If I make a second change, I'll see another marker in the graph. Here I've re-made my nested trigger change and added another update to "allow polybase export". We see two updates in the graph.
My front tile in the Global Dashboard also shows there is an alert (low) that has fired.
The detail of the alert also show my graph for me. This gives me some view into the changes that have taken place and I can confirm my testing of various settings here.
With this information, I can then investigate, check the error log, and more to determine if this change should be allowed.
Summary
This article presents a way that you can capture and detect changes to configuration settings without parsing the error log. This also allows you to capture the audit data over time of changes made to your configuration settings. This also minimizes the data captured by removing all rows that are not needed as audit records. This also avoids the repetition of data by showing many changes made by a DBA that might experiment with settings.
This is not a complete solution for tracking configuration changes, nor is it the best way to implement this monitoring solution. This article shows the name of the setting being tracked, but that's unnecessary. The configuration_id is sufficient for these purposes, and you can join back to sys.configurations for the name if needed. This article also doesn't cover other configuration settings, such as trace flags, database scoped configuration, and other values. However, you can easily duplicate this process for other tables/DMVs as needed.
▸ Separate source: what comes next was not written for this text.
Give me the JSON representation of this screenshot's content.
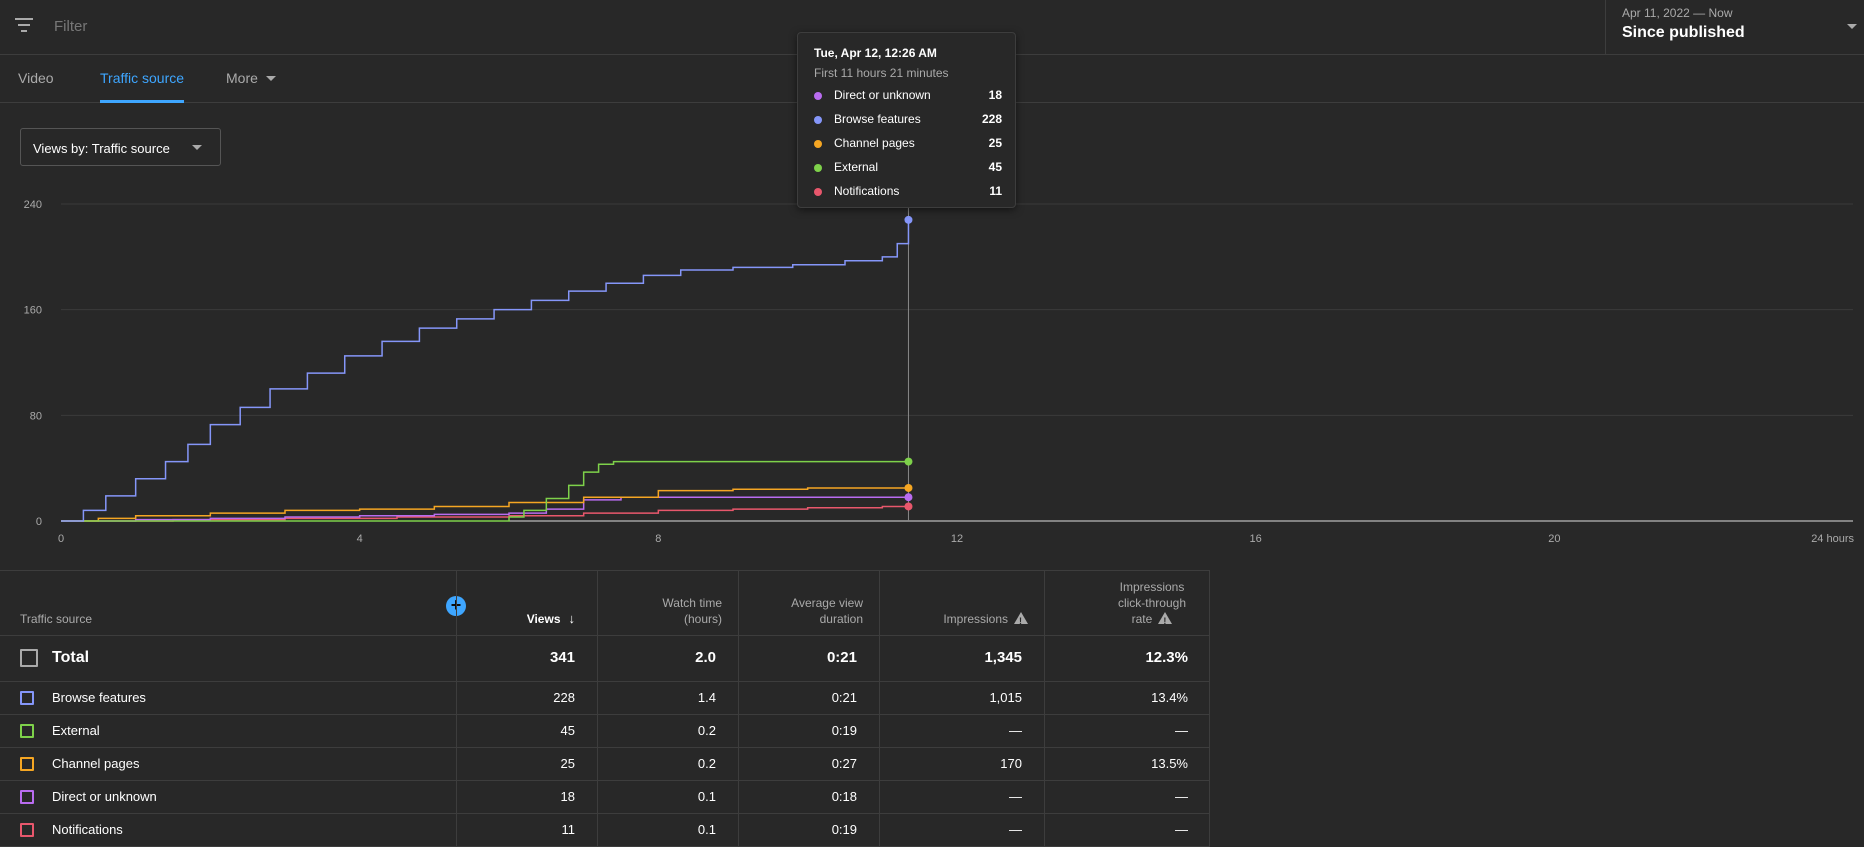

Third party monitoring systems are valuable, and while they may let you know a change was made, they often may not help you determine what the baseline is, especially if a DBA makes a few changes to test things across a short period. Not all settings are as simple as a 0 or 1 setting, so having a baseline value is important. This article has shown how to integrate SQL Monitor with this tracking, but other systems can likely read this data in a similar manner.